Your project’s dependencies live in a file called build.gradle (recall that Gradle is the Android build tool). In the project tool window, with the Android view enabled, expand the Gradle scripts section and take a look at the contents. Your project actually comes with two build.gradle files: one for the project as a whole and one for your app module. Open the build.gradle file located in your app module. You should see something similar to Listing 4.1.
Listing 4.1 Gradle Dependencies (app/build.gradle)
apply plugin: 'com.android.application' apply plugin: 'kotlin-android' apply plugin: 'kotlin-android-extensions' android { ... } dependencies { implementation fileTree(dir: 'libs', include: ['*.jar']) implementation"org.jetbrains.kotlin:kotlin-stdlib-jdk7:$kotlin_version" implementation 'androidx.appcompat:appcompat:1.0.0-beta01' ... }
The first line in the dependencies section specifies that the project depends on all of the .jar files in its libs directory. The other lines list libraries that were automatically included in your project based on the settings you selected when you created it.

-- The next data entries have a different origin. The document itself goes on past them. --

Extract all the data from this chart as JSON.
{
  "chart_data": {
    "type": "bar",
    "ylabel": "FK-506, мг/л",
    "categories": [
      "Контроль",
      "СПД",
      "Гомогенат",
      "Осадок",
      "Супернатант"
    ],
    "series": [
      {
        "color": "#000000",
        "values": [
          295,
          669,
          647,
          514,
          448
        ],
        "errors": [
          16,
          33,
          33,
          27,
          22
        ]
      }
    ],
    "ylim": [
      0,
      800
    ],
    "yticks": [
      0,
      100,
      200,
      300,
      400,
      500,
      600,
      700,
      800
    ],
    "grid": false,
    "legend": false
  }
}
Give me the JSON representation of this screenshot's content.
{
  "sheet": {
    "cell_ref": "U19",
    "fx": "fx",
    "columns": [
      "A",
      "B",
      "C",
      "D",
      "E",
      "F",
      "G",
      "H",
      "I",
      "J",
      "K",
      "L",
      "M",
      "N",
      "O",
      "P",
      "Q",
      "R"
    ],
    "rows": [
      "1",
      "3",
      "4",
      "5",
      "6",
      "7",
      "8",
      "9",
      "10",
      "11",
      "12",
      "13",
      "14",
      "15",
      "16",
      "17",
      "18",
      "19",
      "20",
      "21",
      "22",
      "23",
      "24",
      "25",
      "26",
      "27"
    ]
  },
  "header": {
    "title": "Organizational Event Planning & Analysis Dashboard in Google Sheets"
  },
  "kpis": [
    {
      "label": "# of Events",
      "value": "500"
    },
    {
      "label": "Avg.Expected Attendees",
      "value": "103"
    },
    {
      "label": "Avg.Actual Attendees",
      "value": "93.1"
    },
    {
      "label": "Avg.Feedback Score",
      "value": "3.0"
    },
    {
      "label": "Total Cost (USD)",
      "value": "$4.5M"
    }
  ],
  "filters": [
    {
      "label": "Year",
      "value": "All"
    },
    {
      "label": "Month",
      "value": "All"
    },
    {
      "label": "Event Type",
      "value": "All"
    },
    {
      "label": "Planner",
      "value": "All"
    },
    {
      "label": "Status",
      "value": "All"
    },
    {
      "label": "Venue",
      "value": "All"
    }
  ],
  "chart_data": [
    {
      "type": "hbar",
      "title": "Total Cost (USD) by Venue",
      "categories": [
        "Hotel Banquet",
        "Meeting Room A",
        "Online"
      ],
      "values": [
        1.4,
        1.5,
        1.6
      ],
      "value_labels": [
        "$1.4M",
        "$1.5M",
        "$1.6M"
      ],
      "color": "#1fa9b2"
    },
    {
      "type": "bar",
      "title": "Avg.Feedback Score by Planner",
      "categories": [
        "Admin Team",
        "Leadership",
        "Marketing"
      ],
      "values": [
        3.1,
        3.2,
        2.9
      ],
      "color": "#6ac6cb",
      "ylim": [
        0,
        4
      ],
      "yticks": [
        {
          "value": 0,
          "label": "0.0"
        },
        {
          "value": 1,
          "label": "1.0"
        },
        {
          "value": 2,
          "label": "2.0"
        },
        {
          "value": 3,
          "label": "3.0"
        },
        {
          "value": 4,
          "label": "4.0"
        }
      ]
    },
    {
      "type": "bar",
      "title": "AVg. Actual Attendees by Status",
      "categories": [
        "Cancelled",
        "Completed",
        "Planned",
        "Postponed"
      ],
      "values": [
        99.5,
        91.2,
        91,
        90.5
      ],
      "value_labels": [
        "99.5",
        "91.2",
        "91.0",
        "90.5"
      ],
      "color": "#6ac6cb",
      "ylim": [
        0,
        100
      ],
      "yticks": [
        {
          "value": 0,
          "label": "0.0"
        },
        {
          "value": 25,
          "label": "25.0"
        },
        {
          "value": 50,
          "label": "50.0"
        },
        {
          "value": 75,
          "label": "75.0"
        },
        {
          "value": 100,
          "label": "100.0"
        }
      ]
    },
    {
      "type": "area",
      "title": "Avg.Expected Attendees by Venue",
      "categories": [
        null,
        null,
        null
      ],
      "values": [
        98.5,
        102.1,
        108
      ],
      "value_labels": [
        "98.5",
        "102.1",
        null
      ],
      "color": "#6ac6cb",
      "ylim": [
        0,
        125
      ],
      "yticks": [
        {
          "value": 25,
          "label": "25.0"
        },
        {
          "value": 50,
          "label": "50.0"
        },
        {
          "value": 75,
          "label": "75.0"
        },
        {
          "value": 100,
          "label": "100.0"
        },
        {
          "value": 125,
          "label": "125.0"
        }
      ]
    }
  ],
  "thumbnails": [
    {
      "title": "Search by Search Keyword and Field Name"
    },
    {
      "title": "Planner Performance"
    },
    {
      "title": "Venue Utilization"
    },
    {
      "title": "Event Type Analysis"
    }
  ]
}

Gradle also allows for the specification of new dependencies. When your app is compiled, Gradle will find, download, and include the dependencies for you. All you have to do is specify an exact string incantation and Gradle will do the rest.
Add the lifecycle-extensions dependency to your app/build.gradle file, as shown in Listing 4.2. Its exact placement in the dependencies section does not matter, but to keep things tidy it is good to put new dependencies under the last existing implementation dependency.
Listing 4.2 Adding lifecycle-extensions Dependency (app/build.gradle)
dependencies { ... implementation 'androidx.constraintlayout:constraintlayout:1.1.2' implementation 'androidx.lifecycle:lifecycle-extensions:2.0.0' ... }
When you make any change to build.gradle, Android Studio will prompt you to sync the file (Figure 4.1).
FIGURE 4.1 Gradle sync prompt
This sync asks Gradle to update the build based on your changes by either downloading or removing dependencies. To sync, either click Sync Now in the prompt or select File → Sync Project with Gradle Files.